The wise astrologers counselled that he should be kept for ten years without ever seeing the sun. So he was brought up and taken care of in a darksome cavern.
After the time had gone by, they brought him [[67]]forth, and they set before him many fine jewels and many lovely girls, calling each thing by its name, and saying of the maidens that they were demons. Then they asked him which thing pleased him the most of all. And he answered: the demons.
At this the king marvelled mightily, saying: what a terrible thing is the tyranny and beauty of women![1]
[1] The story appears in slightly different form in several authors. See the Decameron; Cavalca’s Lives of the Fathers of the Desert. [↑]
XV
How a land steward plucked out his own eye and that of his son to the end that justice might be observed
Valerius Maximus in his sixth book narrates that Calognus[1] being steward of some land, ordered that whoever should commit a certain crime, should lose his eyes.
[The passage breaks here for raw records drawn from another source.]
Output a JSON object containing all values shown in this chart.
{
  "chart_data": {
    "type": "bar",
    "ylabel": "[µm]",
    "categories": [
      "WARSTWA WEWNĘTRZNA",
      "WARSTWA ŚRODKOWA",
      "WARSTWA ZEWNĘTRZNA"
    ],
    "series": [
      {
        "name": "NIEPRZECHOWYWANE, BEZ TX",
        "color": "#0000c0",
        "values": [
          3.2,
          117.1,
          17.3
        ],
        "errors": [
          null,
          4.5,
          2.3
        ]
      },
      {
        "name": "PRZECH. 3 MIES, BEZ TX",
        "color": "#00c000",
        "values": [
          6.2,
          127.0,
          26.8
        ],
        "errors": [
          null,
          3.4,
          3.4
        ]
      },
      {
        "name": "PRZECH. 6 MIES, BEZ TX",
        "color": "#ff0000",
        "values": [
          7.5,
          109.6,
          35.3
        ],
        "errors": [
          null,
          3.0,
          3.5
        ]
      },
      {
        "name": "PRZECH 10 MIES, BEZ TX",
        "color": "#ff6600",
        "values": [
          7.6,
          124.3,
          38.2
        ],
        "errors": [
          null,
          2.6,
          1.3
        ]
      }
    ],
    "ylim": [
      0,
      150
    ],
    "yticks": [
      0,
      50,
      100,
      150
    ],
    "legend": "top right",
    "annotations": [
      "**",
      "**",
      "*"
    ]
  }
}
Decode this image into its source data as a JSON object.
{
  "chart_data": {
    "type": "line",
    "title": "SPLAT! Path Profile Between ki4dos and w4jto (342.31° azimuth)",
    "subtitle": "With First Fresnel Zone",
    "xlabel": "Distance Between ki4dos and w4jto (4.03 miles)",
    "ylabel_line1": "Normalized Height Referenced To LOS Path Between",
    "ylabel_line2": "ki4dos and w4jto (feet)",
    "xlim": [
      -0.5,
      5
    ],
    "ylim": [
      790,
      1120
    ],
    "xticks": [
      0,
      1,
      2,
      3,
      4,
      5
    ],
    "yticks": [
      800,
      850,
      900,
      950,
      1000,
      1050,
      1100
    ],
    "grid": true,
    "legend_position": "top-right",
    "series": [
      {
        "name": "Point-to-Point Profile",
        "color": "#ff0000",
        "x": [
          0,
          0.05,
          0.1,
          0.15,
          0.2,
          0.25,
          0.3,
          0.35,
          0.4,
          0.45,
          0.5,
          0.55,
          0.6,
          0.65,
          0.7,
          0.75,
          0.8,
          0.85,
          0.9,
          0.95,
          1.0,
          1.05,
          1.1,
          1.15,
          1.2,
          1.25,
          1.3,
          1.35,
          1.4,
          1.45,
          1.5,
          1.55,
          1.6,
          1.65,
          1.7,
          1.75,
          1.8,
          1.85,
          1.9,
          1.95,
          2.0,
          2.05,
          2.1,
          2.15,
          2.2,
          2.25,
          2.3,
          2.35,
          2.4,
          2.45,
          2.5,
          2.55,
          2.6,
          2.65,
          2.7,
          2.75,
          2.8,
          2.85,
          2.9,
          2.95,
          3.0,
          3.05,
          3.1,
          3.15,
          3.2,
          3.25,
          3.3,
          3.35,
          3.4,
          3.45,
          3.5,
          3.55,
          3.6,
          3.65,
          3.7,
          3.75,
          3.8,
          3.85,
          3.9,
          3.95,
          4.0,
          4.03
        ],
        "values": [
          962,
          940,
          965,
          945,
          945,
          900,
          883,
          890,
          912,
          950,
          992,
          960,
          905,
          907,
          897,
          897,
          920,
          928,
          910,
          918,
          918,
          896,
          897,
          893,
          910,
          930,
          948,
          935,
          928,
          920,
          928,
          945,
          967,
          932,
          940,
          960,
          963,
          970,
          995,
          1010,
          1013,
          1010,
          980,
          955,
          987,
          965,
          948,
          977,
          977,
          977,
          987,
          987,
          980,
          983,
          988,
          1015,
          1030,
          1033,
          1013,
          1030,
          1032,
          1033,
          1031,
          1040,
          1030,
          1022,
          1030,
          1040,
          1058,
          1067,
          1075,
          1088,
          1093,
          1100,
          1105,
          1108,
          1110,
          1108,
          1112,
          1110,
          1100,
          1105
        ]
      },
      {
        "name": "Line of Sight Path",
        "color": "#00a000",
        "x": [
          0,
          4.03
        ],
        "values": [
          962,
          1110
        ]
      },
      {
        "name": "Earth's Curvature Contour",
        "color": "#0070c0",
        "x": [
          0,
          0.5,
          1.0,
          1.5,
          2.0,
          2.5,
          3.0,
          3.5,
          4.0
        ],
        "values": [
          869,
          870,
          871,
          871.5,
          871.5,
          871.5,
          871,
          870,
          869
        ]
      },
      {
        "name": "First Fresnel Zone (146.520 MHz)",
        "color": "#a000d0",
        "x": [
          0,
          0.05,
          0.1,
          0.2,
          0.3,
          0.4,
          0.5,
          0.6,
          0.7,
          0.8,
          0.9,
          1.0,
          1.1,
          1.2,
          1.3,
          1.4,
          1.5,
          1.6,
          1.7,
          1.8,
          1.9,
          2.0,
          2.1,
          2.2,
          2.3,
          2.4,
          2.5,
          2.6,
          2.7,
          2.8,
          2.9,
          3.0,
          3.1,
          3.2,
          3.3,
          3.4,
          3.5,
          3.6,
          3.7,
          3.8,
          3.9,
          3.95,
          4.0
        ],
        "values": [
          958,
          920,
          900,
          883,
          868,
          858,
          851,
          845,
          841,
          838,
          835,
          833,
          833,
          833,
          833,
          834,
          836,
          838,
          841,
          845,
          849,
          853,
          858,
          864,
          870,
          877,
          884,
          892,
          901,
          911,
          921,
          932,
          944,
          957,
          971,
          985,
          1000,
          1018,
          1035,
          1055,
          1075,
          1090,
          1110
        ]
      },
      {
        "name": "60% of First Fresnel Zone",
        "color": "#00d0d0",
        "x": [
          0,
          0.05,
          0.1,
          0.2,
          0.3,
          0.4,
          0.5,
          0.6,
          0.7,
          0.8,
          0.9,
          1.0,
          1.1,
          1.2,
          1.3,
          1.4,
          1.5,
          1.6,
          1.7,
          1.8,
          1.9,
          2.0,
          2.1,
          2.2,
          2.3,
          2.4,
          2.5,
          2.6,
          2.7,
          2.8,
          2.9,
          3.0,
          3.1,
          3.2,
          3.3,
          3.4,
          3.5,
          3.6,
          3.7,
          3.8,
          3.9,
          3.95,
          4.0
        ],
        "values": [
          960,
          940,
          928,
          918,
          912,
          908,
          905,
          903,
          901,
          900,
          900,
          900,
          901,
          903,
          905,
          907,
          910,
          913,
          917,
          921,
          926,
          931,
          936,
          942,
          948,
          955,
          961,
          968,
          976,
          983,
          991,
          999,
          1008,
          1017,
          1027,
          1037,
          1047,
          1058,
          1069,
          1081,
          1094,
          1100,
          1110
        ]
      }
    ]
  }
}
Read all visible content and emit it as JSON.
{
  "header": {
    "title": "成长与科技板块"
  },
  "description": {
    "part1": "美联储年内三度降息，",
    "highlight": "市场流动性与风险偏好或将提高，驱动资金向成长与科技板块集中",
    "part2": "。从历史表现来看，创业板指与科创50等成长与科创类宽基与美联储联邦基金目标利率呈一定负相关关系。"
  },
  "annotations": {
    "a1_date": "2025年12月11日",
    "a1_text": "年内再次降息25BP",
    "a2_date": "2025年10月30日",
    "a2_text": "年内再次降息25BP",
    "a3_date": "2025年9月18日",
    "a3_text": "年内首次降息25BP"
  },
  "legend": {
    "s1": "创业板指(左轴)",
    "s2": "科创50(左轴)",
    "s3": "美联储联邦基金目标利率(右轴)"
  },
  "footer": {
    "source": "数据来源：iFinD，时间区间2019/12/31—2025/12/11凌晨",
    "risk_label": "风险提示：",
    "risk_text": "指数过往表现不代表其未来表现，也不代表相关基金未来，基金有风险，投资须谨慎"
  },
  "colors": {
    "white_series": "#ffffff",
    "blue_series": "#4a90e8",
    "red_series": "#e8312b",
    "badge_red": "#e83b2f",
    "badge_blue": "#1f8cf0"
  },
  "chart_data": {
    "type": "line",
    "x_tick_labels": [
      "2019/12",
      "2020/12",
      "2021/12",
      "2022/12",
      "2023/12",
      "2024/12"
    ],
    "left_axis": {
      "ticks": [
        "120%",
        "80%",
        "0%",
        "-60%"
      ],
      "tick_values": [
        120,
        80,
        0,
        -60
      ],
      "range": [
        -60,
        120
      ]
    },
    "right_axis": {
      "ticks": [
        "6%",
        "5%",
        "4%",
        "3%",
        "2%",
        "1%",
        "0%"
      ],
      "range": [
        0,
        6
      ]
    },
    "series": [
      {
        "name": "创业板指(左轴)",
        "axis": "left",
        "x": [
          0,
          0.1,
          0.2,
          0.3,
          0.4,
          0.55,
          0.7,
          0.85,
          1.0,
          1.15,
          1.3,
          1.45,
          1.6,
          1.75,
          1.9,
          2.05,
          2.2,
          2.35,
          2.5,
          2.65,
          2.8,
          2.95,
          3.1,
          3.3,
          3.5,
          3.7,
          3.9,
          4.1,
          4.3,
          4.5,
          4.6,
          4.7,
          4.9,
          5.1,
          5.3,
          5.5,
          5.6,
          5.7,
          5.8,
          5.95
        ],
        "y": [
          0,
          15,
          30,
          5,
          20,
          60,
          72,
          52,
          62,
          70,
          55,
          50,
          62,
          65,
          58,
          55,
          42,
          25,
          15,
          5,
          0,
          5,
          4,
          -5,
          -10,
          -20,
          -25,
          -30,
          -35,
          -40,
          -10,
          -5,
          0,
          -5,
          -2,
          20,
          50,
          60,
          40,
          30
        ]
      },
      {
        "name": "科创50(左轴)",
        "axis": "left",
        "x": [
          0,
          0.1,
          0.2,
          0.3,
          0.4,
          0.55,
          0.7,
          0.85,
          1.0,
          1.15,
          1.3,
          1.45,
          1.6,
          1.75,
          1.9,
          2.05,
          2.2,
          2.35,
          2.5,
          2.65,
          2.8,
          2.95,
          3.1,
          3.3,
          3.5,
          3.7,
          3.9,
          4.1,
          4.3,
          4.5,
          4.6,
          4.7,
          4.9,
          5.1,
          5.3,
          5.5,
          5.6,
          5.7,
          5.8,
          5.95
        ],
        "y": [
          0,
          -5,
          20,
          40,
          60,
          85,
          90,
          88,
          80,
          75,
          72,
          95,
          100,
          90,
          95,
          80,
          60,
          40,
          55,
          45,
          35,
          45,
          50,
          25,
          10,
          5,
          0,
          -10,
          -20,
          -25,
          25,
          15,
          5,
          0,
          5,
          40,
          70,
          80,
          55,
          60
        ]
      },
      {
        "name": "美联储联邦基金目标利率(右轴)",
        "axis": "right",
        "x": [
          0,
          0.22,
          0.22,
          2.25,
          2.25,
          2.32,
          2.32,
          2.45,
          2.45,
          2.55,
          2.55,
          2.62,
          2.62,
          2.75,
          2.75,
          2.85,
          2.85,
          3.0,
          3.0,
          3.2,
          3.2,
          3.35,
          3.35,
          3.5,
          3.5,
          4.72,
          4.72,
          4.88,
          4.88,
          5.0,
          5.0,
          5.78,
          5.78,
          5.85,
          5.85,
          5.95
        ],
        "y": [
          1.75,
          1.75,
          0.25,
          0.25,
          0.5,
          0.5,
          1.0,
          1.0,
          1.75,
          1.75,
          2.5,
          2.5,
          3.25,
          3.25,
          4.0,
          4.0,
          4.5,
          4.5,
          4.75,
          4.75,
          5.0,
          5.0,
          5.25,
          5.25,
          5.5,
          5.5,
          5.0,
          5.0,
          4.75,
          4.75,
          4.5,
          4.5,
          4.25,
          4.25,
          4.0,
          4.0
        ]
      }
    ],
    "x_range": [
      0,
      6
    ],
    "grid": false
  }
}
When a little time had passed, his own son fell into this very crime. All the people cried out for [[68]]pity, and he remembering that mercy is a good and useful thing, and reflecting that no injury must be done to justice, and the love of his fellow citizens urging him, he provided that both justice and mercy should be observed.
He gave judgment and sentence that one eye be taken from his son, and one from himself.[2]
[1] Other readings have Seleucus. [↑]
[2] Appears also in Cicero, De Legg. II, 6. [↑]
XVI
Here it is told of the great mercy wrought by Saint Paulinus the bishop
Blessed Bishop Paulinus was so full of charity that when a poor woman asked a charity for her son who was in prison Blessed Paulinus replied: I have nothing to give to you, but do this. Lead me to the prison where your son is.
The woman led him there.
And he put himself in the hands of the prison-keepers[1] saying to them: give back her son to this good woman, and keep me in his stead.[2] [[69]]
[1] The word in the original is tortori, literally torturers, though it means, of course, the keepers of the prison. [↑]
[2] Also in Saint Gregory, Dialogues, III, 1. [↑]
XVII
Of the great act of charity which a banker did for the love of God
Peter[1] the banker was a man of great wealth, and was so charitable that he distributed all his possessions to the poor.
Then when he had given everything away, he sold himself and gave the whole price to the poor.[2]